When he realized he was too deep in the backcountry to make it out on his own, he called North Shore Rescue requested a helicopter to come fetch him. He was indignant to learn though that Talon helicopters cannot fly after dark.

“He was quite worried about overnighting in his t-shirt and shorts up on the mountain in the snow,” Pope said.

Pope persuaded the man to stay put on the promise rescue volunteers would take off at first light Tuesday.

“He had a real cold, miserable night,” Pope said.

Also Monday, two people were taken to hospital after their outrigger canoe capsized just outside the First Narrows.

RCMSAR
Members of the Canadian Coast Guard help bring a sunken outrigger canoe to shore after it capsized off West Vancouver

They were part of an organized canoeing group but high winds on the water and steep waves proved too much to handle. Strong currents carried them as far as Dundarave before someone called for help, said RCMSAR coxswain Randy Strandt.

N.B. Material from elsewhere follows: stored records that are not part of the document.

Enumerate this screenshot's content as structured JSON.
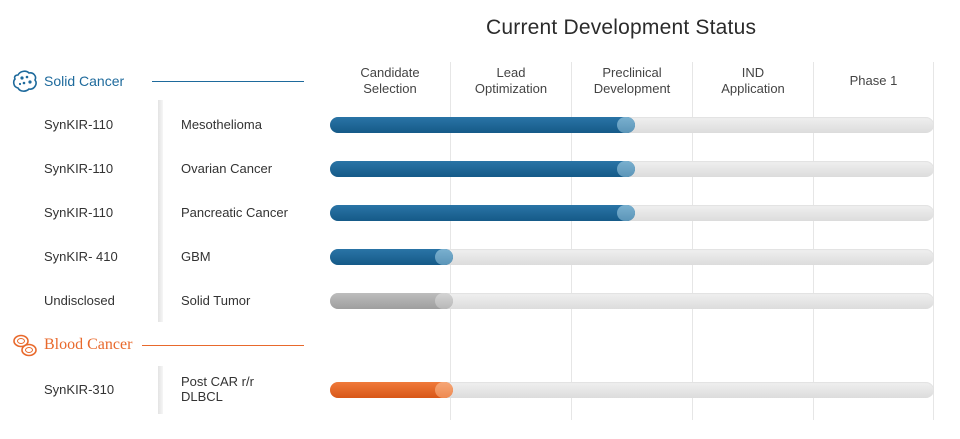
{
  "title": "Current Development Status",
  "sections": [
    {
      "label": "Solid Cancer",
      "icon": "cell-cluster-icon",
      "color": "#1e6a9c"
    },
    {
      "label": "Blood Cancer",
      "icon": "blood-cells-icon",
      "color": "#e8692c"
    }
  ],
  "colors": {
    "blue": "#1d6796",
    "gray": "#a8a8a8",
    "orange": "#e8692c",
    "track": "#e6e6e6"
  },
  "chart_data": {
    "type": "bar",
    "title": "Current Development Status",
    "stages": [
      "Candidate\nSelection",
      "Lead\nOptimization",
      "Preclinical\nDevelopment",
      "IND\nApplication",
      "Phase 1"
    ],
    "max_stage": 5,
    "rows": [
      {
        "candidate": "SynKIR-110",
        "indication": "Mesothelioma",
        "section": "Solid Cancer",
        "progress": 2.5,
        "color": "blue"
      },
      {
        "candidate": "SynKIR-110",
        "indication": "Ovarian Cancer",
        "section": "Solid Cancer",
        "progress": 2.5,
        "color": "blue"
      },
      {
        "candidate": "SynKIR-110",
        "indication": "Pancreatic Cancer",
        "section": "Solid Cancer",
        "progress": 2.5,
        "color": "blue"
      },
      {
        "candidate": "SynKIR- 410",
        "indication": "GBM",
        "section": "Solid Cancer",
        "progress": 1.0,
        "color": "blue"
      },
      {
        "candidate": "Undisclosed",
        "indication": "Solid Tumor",
        "section": "Solid Cancer",
        "progress": 1.0,
        "color": "gray"
      },
      {
        "candidate": "SynKIR-310",
        "indication": "Post CAR r/r\nDLBCL",
        "section": "Blood Cancer",
        "progress": 1.0,
        "color": "orange"
      }
    ]
  }
}
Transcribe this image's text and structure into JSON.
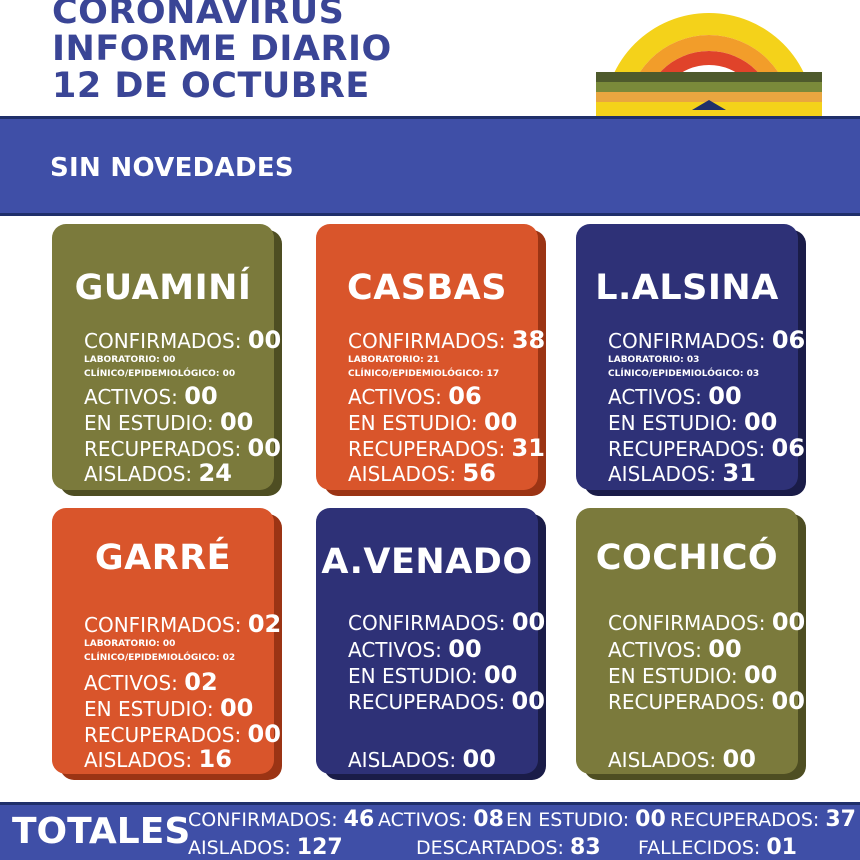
{
  "header": {
    "title_line1": "CORONAVIRUS",
    "title_line2": "INFORME DIARIO",
    "title_line3": "12 DE OCTUBRE"
  },
  "banner": {
    "text": "SIN NOVEDADES"
  },
  "colors": {
    "blue": "#3f4fa7",
    "title": "#3a4596",
    "olive": "#7b7a3c",
    "orange": "#d9552b",
    "navy": "#2e3177"
  },
  "labels": {
    "confirmados": "CONFIRMADOS:",
    "laboratorio": "LABORATORIO:",
    "clinico": "CLÍNICO/EPIDEMIOLÓGICO:",
    "activos": "ACTIVOS:",
    "en_estudio": "EN ESTUDIO:",
    "recuperados": "RECUPERADOS:",
    "aislados": "AISLADOS:"
  },
  "tiles": [
    {
      "name": "GUAMINÍ",
      "confirmados": "00",
      "laboratorio": "00",
      "clinico": "00",
      "activos": "00",
      "en_estudio": "00",
      "recuperados": "00",
      "aislados": "24"
    },
    {
      "name": "CASBAS",
      "confirmados": "38",
      "laboratorio": "21",
      "clinico": "17",
      "activos": "06",
      "en_estudio": "00",
      "recuperados": "31",
      "aislados": "56"
    },
    {
      "name": "L.ALSINA",
      "confirmados": "06",
      "laboratorio": "03",
      "clinico": "03",
      "activos": "00",
      "en_estudio": "00",
      "recuperados": "06",
      "aislados": "31"
    },
    {
      "name": "GARRÉ",
      "confirmados": "02",
      "laboratorio": "00",
      "clinico": "02",
      "activos": "02",
      "en_estudio": "00",
      "recuperados": "00",
      "aislados": "16"
    },
    {
      "name": "A.VENADO",
      "confirmados": "00",
      "activos": "00",
      "en_estudio": "00",
      "recuperados": "00",
      "aislados": "00"
    },
    {
      "name": "COCHICÓ",
      "confirmados": "00",
      "activos": "00",
      "en_estudio": "00",
      "recuperados": "00",
      "aislados": "00"
    }
  ],
  "totals": {
    "label": "TOTALES",
    "confirmados_label": "CONFIRMADOS:",
    "confirmados": "46",
    "activos_label": "ACTIVOS:",
    "activos": "08",
    "en_estudio_label": "EN ESTUDIO:",
    "en_estudio": "00",
    "recuperados_label": "RECUPERADOS:",
    "recuperados": "37",
    "aislados_label": "AISLADOS:",
    "aislados": "127",
    "descartados_label": "DESCARTADOS:",
    "descartados": "83",
    "fallecidos_label": "FALLECIDOS:",
    "fallecidos": "01"
  }
}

The rescue zodiac made to them within eight minutes, as did the Vancouver Police Department marine unit and civilian sailboat to start pulling people out of the water.

“The ones we retrieved were certainly hypothermic,” Strandt said. “They had a hard time communicating at that point. They couldn’t get themselves onto our boat…. They had no strength left at all.”

Rescue volunteers hoisted them aboard and began rewarming them. The victims were eventually handed over to ambulance crews and the Vancouver Fraser Port Authority towed the canoe back to shore.